Germany is an acknowledged partner in the United Nations, and one that can also be relied on in these times of crisis. For instance, the German government has stepped up its contributions to international development cooperation significantly in recent years and is now the second-biggest donor to the UNDP. All of this is seen and recognised.
For some years, there have been repeated calls for Germany to assume more responsibility in the world. Do you share this view?

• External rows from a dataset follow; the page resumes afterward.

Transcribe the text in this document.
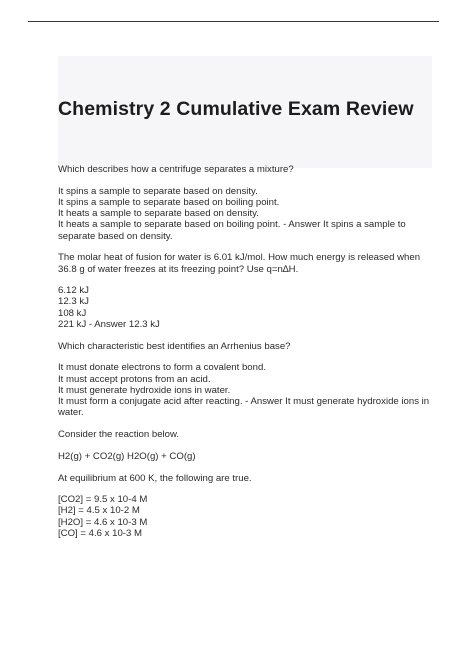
Chemistry 2 Cumulative Exam Review
Which describes how a centrifuge separates a mixture?
It spins a sample to separate based on density.
It spins a sample to separate based on boiling point.
It heats a sample to separate based on density.
It heats a sample to separate based on boiling point. - Answer It spins a sample to
separate based on density.
The molar heat of fusion for water is 6.01 kJ/mol. How much energy is released when
36.8 g of water freezes at its freezing point? Use q=n∆H.
6.12 kJ
12.3 kJ
108 kJ
221 kJ - Answer 12.3 kJ
Which characteristic best identifies an Arrhenius base?
It must donate electrons to form a covalent bond.
It must accept protons from an acid.
It must generate hydroxide ions in water.
It must form a conjugate acid after reacting. - Answer It must generate hydroxide ions in
water.
Consider the reaction below.
H2(g) + CO2(g) H2O(g) + CO(g)
At equilibrium at 600 K, the following are true.
[CO2] = 9.5 x 10-4 M
[H2] = 4.5 x 10-2 M
[H2O] = 4.6 x 10-3 M
[CO] = 4.6 x 10-3 M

In my opinion, many rich industrialised countries should further expand their horizons. They are currently underestimating just how much the future of Europe for example depends on what happens in the rest of the world. This also means that even more has to be invested in international affairs. Donors overall are currently spending 0.36 percent of their gross domestic product on international cooperation. For decades, a figure of 0.7 percent has been demanded. Though Germany has been meeting this target of late, it failed to do so for many years. To this day, many other countries are not reaching this target. It is naive to think that we will be able to resolve the world’s problems with the kind of commitment shown so far and with this level of funding.